The South Deerfield, Massachusetts-based company sells its candles in North America through 569 company-owned and operated retail stores, a wholesale network of about 27,800 store locations, as well as online and through its catalog.

Fitch Ratings said in January that Yankee Candle's relatively flat financial performance had constrained its ability to lighten its heavy debt load.

Yankee Candle generated net income of $56.3 million for fiscal 2012, up from $54.5 million in the prior year. It had long-term debt of $846 million and just $40 million in cash as of the end of 2012, according to earnings published on February 28.

In its meetings with the candle maker's management, Bain Capital will come across an old acquaintance.

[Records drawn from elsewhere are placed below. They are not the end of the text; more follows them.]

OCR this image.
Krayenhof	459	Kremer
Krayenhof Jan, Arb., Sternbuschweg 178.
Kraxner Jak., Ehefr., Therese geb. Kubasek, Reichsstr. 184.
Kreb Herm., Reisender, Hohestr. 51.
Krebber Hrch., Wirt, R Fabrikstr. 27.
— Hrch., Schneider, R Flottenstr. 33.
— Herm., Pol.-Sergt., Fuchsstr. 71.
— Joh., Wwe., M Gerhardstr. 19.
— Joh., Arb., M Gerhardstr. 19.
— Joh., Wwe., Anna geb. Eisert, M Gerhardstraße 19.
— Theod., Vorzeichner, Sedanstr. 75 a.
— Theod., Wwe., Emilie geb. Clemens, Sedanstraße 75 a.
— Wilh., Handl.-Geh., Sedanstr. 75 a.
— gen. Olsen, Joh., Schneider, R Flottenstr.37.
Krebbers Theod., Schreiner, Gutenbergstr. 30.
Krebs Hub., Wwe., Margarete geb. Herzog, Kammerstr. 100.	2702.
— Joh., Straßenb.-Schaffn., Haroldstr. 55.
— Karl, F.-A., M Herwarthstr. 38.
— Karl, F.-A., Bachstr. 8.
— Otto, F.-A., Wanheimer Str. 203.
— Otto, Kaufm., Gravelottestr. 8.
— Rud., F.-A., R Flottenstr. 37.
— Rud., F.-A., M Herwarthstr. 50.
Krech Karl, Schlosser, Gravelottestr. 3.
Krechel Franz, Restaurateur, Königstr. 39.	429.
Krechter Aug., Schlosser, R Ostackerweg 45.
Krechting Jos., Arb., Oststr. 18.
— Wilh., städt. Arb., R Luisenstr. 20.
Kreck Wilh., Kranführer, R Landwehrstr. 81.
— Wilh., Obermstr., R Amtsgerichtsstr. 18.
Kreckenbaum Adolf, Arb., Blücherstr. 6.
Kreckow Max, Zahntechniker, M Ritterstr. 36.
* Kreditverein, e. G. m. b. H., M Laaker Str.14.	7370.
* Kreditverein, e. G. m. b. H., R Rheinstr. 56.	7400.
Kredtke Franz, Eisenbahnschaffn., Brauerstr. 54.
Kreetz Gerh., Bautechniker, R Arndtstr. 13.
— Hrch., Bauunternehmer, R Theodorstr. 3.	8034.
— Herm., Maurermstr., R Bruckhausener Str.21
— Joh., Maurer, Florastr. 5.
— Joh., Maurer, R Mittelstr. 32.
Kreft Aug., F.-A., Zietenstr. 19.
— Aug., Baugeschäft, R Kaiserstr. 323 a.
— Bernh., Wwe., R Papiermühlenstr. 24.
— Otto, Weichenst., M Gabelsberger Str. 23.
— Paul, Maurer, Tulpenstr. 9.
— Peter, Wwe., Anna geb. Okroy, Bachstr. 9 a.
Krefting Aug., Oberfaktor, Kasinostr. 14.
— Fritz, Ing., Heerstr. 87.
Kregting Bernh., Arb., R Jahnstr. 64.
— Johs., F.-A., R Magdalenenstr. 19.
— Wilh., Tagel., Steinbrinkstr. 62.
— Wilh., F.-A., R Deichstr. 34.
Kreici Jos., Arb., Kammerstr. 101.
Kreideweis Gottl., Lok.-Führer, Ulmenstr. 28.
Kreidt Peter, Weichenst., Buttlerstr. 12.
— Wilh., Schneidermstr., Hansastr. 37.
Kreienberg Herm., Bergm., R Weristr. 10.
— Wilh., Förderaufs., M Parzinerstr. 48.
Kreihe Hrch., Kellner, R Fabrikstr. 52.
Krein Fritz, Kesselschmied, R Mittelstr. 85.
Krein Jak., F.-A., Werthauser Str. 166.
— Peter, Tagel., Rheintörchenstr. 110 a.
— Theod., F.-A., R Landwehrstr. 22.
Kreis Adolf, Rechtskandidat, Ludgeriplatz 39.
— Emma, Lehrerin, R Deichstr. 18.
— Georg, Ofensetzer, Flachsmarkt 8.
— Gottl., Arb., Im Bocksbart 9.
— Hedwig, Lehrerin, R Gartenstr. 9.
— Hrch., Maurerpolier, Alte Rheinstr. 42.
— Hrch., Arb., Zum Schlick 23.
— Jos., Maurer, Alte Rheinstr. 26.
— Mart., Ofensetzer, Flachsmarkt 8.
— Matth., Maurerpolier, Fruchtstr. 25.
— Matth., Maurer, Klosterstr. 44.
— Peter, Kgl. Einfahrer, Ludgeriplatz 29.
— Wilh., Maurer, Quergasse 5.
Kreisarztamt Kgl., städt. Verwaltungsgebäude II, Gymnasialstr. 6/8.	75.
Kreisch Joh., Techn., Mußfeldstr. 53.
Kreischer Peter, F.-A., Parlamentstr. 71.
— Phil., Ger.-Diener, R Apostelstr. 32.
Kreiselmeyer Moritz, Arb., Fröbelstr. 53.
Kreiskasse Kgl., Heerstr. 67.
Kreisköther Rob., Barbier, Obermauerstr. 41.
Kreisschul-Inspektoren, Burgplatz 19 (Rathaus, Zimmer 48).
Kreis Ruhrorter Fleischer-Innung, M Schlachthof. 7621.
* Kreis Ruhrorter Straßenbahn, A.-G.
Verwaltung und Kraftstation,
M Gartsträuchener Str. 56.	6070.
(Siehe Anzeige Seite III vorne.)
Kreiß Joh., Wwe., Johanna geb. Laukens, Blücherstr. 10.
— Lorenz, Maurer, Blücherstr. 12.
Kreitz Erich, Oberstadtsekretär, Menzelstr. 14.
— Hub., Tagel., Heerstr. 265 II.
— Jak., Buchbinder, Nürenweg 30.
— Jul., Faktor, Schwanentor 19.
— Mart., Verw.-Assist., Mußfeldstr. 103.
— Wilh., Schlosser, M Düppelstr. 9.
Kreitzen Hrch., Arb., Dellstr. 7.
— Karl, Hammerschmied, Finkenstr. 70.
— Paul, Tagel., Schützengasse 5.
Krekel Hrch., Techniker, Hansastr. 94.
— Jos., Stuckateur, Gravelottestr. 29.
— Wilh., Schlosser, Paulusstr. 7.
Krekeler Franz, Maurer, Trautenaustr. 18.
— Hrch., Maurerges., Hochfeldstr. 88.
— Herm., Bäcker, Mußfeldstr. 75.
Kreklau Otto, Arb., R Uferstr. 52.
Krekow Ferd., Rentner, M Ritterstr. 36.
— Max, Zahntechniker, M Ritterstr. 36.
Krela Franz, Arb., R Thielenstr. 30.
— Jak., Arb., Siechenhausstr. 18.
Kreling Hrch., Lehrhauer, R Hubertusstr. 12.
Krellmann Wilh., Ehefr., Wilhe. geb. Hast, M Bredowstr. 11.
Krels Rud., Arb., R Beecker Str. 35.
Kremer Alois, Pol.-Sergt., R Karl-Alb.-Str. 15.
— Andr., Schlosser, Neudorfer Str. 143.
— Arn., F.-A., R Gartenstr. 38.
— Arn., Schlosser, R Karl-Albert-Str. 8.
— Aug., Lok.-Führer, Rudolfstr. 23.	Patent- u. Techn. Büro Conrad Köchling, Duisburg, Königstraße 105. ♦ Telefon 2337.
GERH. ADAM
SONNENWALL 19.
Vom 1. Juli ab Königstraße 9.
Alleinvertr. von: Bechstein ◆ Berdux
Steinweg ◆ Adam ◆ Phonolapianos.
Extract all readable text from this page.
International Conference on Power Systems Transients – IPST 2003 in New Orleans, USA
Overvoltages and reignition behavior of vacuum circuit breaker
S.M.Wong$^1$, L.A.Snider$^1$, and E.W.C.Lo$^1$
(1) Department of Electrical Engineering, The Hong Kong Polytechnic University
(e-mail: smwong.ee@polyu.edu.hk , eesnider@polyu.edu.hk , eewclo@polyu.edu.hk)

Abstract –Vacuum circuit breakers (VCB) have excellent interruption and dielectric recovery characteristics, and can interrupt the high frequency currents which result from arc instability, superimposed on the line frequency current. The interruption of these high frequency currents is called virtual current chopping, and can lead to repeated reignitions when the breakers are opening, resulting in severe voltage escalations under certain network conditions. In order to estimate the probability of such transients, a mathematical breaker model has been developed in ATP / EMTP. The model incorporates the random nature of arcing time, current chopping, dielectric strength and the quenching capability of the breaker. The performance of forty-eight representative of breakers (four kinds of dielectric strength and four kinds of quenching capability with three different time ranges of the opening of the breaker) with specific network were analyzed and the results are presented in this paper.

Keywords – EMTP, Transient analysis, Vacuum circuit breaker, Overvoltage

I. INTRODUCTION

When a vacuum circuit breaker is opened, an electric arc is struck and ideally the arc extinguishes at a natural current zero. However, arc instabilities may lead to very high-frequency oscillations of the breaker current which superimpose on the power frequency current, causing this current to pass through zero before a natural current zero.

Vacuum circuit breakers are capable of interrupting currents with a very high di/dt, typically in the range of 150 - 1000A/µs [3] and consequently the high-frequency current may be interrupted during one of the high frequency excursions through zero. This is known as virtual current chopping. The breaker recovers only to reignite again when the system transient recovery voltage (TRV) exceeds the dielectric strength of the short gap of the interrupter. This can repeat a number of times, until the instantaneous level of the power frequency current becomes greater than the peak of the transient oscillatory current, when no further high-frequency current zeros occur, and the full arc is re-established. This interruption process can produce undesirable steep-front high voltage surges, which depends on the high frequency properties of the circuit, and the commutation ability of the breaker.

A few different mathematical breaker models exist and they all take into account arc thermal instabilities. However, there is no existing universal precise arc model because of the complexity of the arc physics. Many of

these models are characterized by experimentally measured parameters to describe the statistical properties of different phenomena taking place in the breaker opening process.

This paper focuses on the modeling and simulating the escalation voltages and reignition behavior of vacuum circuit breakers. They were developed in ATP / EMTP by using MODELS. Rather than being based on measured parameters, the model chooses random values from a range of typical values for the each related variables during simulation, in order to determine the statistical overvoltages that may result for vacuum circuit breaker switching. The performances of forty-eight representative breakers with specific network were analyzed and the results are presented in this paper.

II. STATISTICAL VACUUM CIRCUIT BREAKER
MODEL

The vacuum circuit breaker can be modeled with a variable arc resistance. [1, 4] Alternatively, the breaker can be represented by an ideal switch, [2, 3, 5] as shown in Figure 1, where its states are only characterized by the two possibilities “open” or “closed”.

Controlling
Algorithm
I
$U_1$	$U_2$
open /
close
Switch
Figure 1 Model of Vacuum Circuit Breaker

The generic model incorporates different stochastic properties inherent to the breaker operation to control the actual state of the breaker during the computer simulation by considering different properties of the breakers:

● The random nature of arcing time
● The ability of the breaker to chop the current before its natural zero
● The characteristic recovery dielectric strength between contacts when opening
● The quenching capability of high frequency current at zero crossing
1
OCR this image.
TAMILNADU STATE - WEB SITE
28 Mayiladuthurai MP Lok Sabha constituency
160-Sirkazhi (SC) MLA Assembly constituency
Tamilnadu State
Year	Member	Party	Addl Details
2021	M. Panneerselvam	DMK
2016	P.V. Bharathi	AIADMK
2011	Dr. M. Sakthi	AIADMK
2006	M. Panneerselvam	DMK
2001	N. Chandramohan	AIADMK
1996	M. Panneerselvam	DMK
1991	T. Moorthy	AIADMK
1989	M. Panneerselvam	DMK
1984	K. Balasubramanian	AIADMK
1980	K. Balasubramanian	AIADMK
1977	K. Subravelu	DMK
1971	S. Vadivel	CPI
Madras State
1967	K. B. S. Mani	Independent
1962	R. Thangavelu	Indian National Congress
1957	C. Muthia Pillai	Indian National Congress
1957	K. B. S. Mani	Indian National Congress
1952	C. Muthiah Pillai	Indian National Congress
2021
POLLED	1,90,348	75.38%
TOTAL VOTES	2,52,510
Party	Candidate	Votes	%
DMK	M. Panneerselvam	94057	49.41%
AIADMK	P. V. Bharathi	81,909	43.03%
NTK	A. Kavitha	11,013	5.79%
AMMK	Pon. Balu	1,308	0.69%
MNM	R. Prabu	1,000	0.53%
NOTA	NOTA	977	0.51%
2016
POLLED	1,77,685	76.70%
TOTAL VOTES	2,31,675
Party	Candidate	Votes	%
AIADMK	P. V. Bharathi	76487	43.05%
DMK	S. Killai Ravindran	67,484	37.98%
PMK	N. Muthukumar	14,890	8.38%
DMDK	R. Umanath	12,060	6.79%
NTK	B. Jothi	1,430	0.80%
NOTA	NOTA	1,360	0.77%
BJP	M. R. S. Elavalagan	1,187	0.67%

Yankee Candle's chief executive, Harlan Kent, who last year appeared on the U.S. reality TV show 'Undercover Boss' as a Yankee Candle employee in disguise, began his career in the mid-1980s at Bain & Co, the consulting firm whose partners, including former U.S. presidential candidate Mitt Romney, founded private equity firm Bain Capital in 1984.

Kent later worked for Bain Capital from 1997 to 2001 as senior vice president of global wholesale for umbrella maker Totes Isotoner Corp, which at the time was a Bain Capital portfolio company. He joined Yankee Candle in 2001 as senior vice president of the wholesale division and rose through the ranks to become CEO in 2009.

Chicago-based Madison Dearborn is currently also preparing another portfolio company for a sale. Technology products retailer CDW Corp, taken private by Madison Dearborn and Providence Equity Partners Inc for $7.3 billion in 2007, registered with U.S. regulators on March 22 for an initial public offering.

Madison Dearborn hired Barclays Capital and Bank of America Merrill Lynch to explore a sale of Yankee Candle, people familiar with the matter told Reuters last month.